Figure-2 is adapted from figures in the Di Diego & Antzelevitch article — in my attempt to illustrate ECG findings described with ER, as well as to summarize what goes into the complex process of risk assessment. Some pertinent points include:

• ER (Early Repolarization) findings limited to the lateral ECG leads are extremely common — but are generally associated with low risk of malignant arrhythmias. 
• ER associated with a rapidly ascending (upsloping) ST segments are the most common form — and are also generally associated with low risk of malignant arrhythmias.
• A typical low risk patient profile for ER is asymptomatic status (ER being incidentally discovered, when for whatever reason an ECG is done) — younger adult age — negative family history — voltage for LVH on ECG  — and, lower heart rate with lower blood pressure (suggesting a healthy, physically active individual).
• 
  
• Risk is increased when ER findings are seen in the inferior leads (either isolated to inferior leads — or seen in both inferior and lateral leads).
• 
  
• Risk of malignant arrhythmias is especially increased when ER findings are associated with a horizontal or descending ST segment (See Figure-2).
• It is uncommon to see global J waves (ie, present in inferior, lateral and anterior leads) — but when this occurs, the risk of malignant arrhythmias is extremely high.

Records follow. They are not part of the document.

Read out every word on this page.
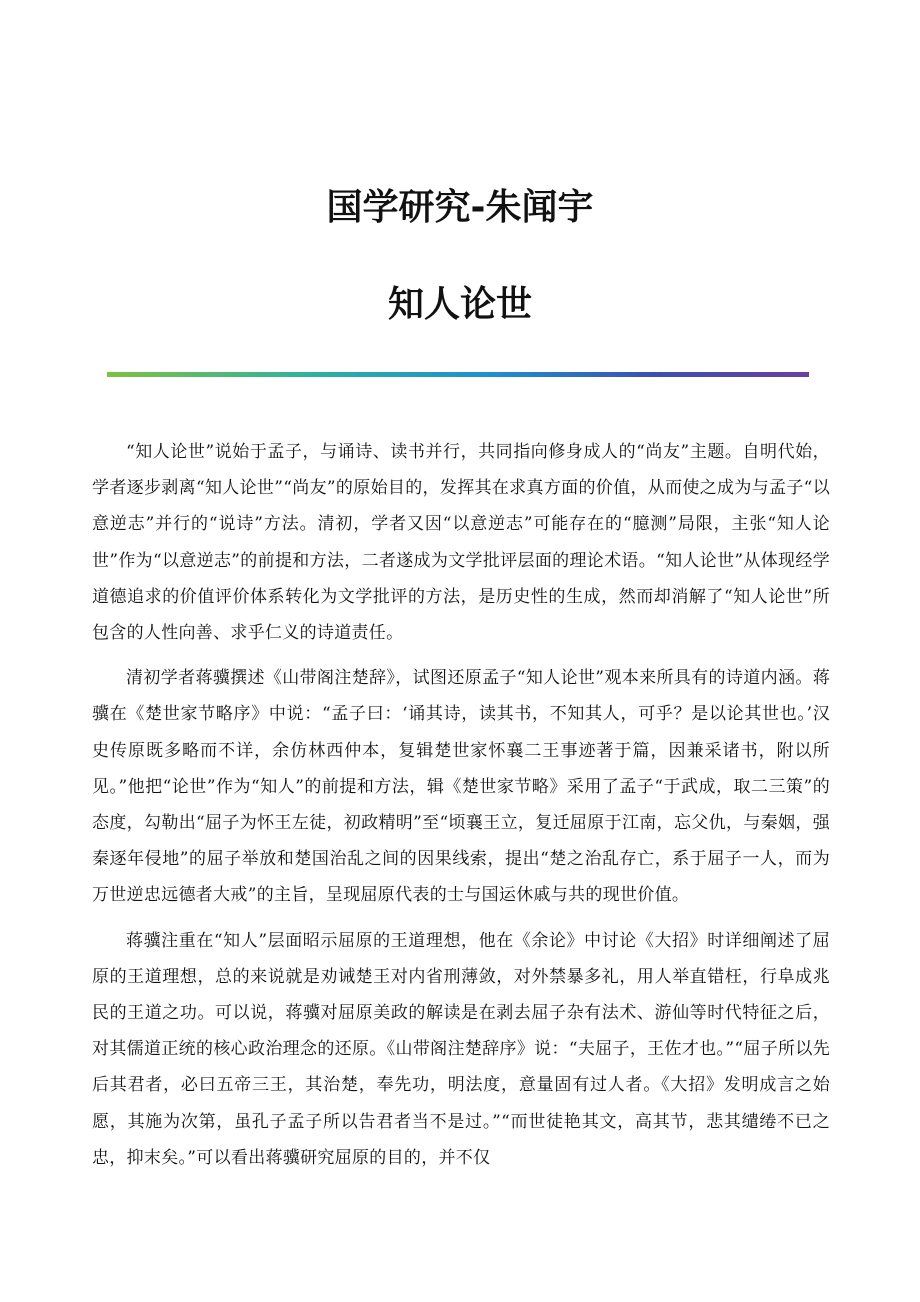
国学研究-朱闻宇
知人论世

“知人论世”说始于孟子，与诵诗、读书并行，共同指向修身成人的“尚友”主题。自明代始，学者逐步剥离“知人论世”“尚友”的原始目的，发挥其在求真方面的价值，从而使之成为与孟子“以意逆志”并行的“说诗”方法。清初，学者又因“以意逆志”可能存在的“臆测”局限，主张“知人论世”作为“以意逆志”的前提和方法，二者遂成为文学批评层面的理论术语。“知人论世”从体现经学道德追求的价值评价体系转化为文学批评的方法，是历史性的生成，然而却消解了“知人论世”所包含的人性向善、求乎仁义的诗道责任。

清初学者蒋骥撰述《山带阁注楚辞》，试图还原孟子“知人论世”观本来所具有的诗道内涵。蒋骥在《楚世家节略序》中说：“孟子曰：‘诵其诗，读其书，不知其人，可乎？是以论其世也。’汉史传原既多略而不详，余仿林西仲本，复辑楚世家怀襄二王事迹著于篇，因兼采诸书，附以所见。”他把“论世”作为“知人”的前提和方法，辑《楚世家节略》采用了孟子“于武成，取二三策”的态度，勾勒出“屈子为怀王左徒，初政精明”至“顷襄王立，复迁屈原于江南，忘父仇，与秦姻，强秦逐年侵地”的屈子举放和楚国治乱之间的因果线索，提出“楚之治乱存亡，系于屈子一人，而为万世逆忠远德者大戒”的主旨，呈现屈原代表的士与国运休戚与共的现世价值。

蒋骥注重在“知人”层面昭示屈原的王道理想，他在《余论》中讨论《大招》时详细阐述了屈原的王道理想，总的来说就是劝诫楚王对内省刑薄敛，对外禁暴多礼，用人举直错枉，行阜成兆民的王道之功。可以说，蒋骥对屈原美政的解读是在剥去屈子杂有法术、游仙等时代特征之后，对其儒道正统的核心政治理念的还原。《山带阁注楚辞序》说：“夫屈子，王佐才也。”“屈子所以先后其君者，必曰五帝三王，其治楚，奉先功，明法度，意量固有过人者。《大招》发明成言之始愿，其施为次第，虽孔子孟子所以告君者当不是过。”“而世徒艳其文，高其节，悲其缱绻不已之忠，抑末矣。”可以看出蒋骥研究屈原的目的，并不仅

As best I can tell from the literature I reviewed — risk of malignant arrhythmias is not reliably predicted by distinction between a slurred vs notched ER pattern (with or without up to 2mm of J-point elevation).

• BUT — Future risk of a malignant arrhythmia is clearly influenced by a patient's personal history (ie, of any worrisome cardiac arrhythmia or potential cardiac-related syncope/presyncope that the patient may have experienced) — and — by family history (ie, of sudden death or significant arrhythmic event).
• 
  
• A higher risk patient profile would also include being older than "young adult age" — especially if ER findings include horizontal or descending ST segments (See Figure-2) — and — if the ECG also has findings suggestive of coronary disease.

How Does this Relate to the Patient with ECG #1:

All we are told is that this previously healthy 30-year old patient presented with "syncope" — but was asymptomatic at the time ECG #1 was obtained. Workup (including Echo) was negative for OMI — and the patient was discharged from the ED with a diagnosis of "vasovagal syncope" and a copy of their ECG "for future ED visits".

• In my experience — the diagnosis of "vasovagal syncope" is all-too-often a diagnosis of exclusion used when no other acute cause has been found. But without additional information about this case — Can we really be certain there is no potential cardiac-related cause of this patient's syncope? (ie, Symptoms were concerning enough that this resulted in a visit to the ED!).
• 
  
• Regarding the ER findings in ECG #1 — Risk is at least somewhat increased because of the inferior lead location of the high-takeoff J wave slurring in Figure-1. On the positive side — the ST segment in all infero-lateral leads that show ST elevation is clearly "ascending" (upsloping) — and not horizontal or descending. 
• 
  
• BUT — because this patient presented to an ED for "syncope" — i) It is essential to obtain a thorough personal history (for potential prior events) — and — a thorough family history (for sudden death or malignant arrhythmia) — and — ii) Greater detail should be sought out until a diagnosis of simple "vasovagal syncope" can be made with more certainty.

Figure-2: I've adapted this Figure from 2 figures in the excellent review by Di Diego & Antzelevitch on J Wave Syndromes as a Cause of Malignant Cardiac Arrhythmias (Pacing Clinical Electrophysiology 41(7): 684-699, 2018 ). NOTE — The amplitude of a notch is measured from the peak of the J wave (Jp) or from the onset of the slur (Jp). ST segment slope is assessed from the end of the notch or slur (Jt) — looking to see if the ST segment is ascending, horizontal or descending at a point measured 100 msec. ( = 2.5 little boxes) after the end of the notch or slur (ie, after Jt).